Aku tidak ingin keadaanku memburuk hanya karena aku marah. Membuatku memilih duduk di atas lantai dengan kaki yang kutekuk, aku memilih menenggelamkan wajah sembabku di dalamnya. Menangis dan terisak, aku tak akan peduli jika ada yang mendengarnya. Aku ingin semua orang tahu jika aku kecewa dan tak suka di paksa.

Aku ingin seperti lainnya.

"Jimin...."

Aku masih mendengarnya, aku masih mendengar Yoongi hyung memanggilku. Justru itu membuatku semakin terisak, aku benci pertengkaran ini sejujurnya. Hanya saja Yoongi hyung yang memulainya membuat segalanya rusak dalam sekejap. Aku rasa ada setitik kebahagiaanku yang rusak karenanya. Aku membenci hal ini.

"Jimin..."

Aku mengacuhkannya, apapun yang ia katakan aku tak akan menjawabnya. Aku ingin sendiri dan menangis meringkuk seperti ini. aku masih remaja labil yang butuh kesenangan dan bukannya kekangan. Membuatku muak dan berpikir egois itu ada, dan akan selalu ada sejak lahir.

"Hhhhh... jimin."

Aku masih bisa mendengar Yoongi hyung membuang nafas. Aku tak peduli dan memilih untuk mengeraskan isakanku. Aku ingin sendiri ingat itu! jangan menggangguku disaat aku seperti ini.

Aku pikir aku akan mendapatkan kebebasan kali ini.

Sudah cukup lama aku menurut dan mengiyakan apa yang disarankan olehnya.

Aku ingin belajar sendiri dengan hal sepele, bukannya mengurung diri dan tiduran seharian. Karena takut sakitku akan membuatku berteriak dan menangis sakit. Apalagi....

Mimisan....

Satu hal yang membuatku tahu, jika cairan merah kental ini menjadi sebuah pertanda. Dimana aku mendapatkannya saat pertama kali aku berusia masih bocah. Cairan merah kental yang selalu menetes dan menodai dimanapun aku berada tak kenal waktu ataupun hari. Hanya datang saat sakit itu menginginkannya, dan aku yang digerogotinya hanya psrah dengan semua. sembari berharap apa yang aku lakukan bukanlah hal sia-sia.

Berharap jika esok penyakit ini menyerah dan bukan aku.

"Jangan lagi."

Aku hanya bisa memandang kedua jemariku. Menatap cairan kental merah yang sepertinya mencintaiku. Datang dengan sendirinya disaat aku mengeluarkan cairan dimataku. Teresenyum sendu, itulah yang aku lakukan.

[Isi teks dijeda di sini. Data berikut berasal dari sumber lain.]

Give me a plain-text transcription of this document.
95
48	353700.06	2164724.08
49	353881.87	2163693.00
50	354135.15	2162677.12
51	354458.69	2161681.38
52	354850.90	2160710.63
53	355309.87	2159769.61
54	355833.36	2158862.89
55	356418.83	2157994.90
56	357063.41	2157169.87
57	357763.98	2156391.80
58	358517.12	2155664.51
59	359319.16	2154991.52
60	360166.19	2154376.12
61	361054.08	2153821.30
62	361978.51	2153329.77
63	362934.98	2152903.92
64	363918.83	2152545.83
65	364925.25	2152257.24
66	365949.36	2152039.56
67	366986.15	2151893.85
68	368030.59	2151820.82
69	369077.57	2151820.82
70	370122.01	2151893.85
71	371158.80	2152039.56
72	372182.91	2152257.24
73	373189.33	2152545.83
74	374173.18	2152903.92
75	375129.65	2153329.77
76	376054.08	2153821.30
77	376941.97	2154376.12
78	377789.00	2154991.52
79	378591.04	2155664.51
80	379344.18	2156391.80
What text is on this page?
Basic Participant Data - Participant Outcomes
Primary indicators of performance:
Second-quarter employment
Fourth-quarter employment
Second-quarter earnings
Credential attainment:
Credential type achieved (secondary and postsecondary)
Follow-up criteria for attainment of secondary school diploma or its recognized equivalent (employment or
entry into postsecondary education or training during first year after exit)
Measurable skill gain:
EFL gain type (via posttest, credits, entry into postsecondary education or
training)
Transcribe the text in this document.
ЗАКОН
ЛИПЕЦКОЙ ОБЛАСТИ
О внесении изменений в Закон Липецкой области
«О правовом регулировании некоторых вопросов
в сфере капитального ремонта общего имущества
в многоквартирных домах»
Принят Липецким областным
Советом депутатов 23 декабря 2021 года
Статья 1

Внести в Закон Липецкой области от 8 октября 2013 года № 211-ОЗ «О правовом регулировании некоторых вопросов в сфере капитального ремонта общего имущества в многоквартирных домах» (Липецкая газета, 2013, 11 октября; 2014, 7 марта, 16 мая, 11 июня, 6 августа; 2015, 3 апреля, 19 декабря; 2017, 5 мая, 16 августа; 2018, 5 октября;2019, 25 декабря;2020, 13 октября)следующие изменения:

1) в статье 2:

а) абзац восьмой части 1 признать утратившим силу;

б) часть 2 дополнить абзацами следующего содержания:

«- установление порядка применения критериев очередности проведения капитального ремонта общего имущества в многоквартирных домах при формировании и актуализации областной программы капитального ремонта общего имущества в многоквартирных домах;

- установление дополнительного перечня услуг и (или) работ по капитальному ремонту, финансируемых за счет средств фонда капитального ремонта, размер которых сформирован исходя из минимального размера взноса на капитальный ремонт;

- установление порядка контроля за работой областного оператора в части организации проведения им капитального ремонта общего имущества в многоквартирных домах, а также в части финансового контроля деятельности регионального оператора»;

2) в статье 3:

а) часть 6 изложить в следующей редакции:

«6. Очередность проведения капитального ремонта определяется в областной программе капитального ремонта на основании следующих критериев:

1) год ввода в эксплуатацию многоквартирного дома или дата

Mengetahui bahwa, apa yang dikatakan Yoongi hyung benar.

Bahwa, 'aku lemah dan tak bisa seperti lainnya.'

Ingin sekali aku mengutuk kata tersebut.

Karena aku tidak suka mendengarnya. Sialnya, itu yang membuat efek buruk padaku. karena aku seperti membenci Yoongi secara mendadak.

Secara instan.

(Flashback **** OFF)

....................................

(Author **** POV)

Jungkook tidak tahu apa yang harus ia lakukan. Hanya memainkan kedua jemarinya, duduk dengan sedikit gugup dan memeluk buku paketnya. Disampingnya ada Yoongi yang membuat ia sulit walau hanya bernafas. Sebenarnya Jungkook tak apa jika duduk dengan jarak yang dekat seperti ini. Hanya saja... Yoongi terlihat tidak suka. Sedikit takut saat dia melirik ke arah sang kakak, yang menatap tak suka dan seperti enggan bersentuhan bahu dengannya.

Jangan salahkan Jungkook, jika bisa ia akan dengan senang hati menjaga jarak agar Yoongi merasa nyaman. Tapi namja bergigi kelinci itu juga tak mampu berkutik karena di sebelah kirinya banyak orang yang duduk berjejeran dan menunggu bus sama seperti mereka.

Hanya bisa menggigit bibir bawahnya dengan gugup. Tanpa ada yang tahu jika sebenarnya Yoongi memperhatikan tingkah polah namja mengesalkan di sampingnya.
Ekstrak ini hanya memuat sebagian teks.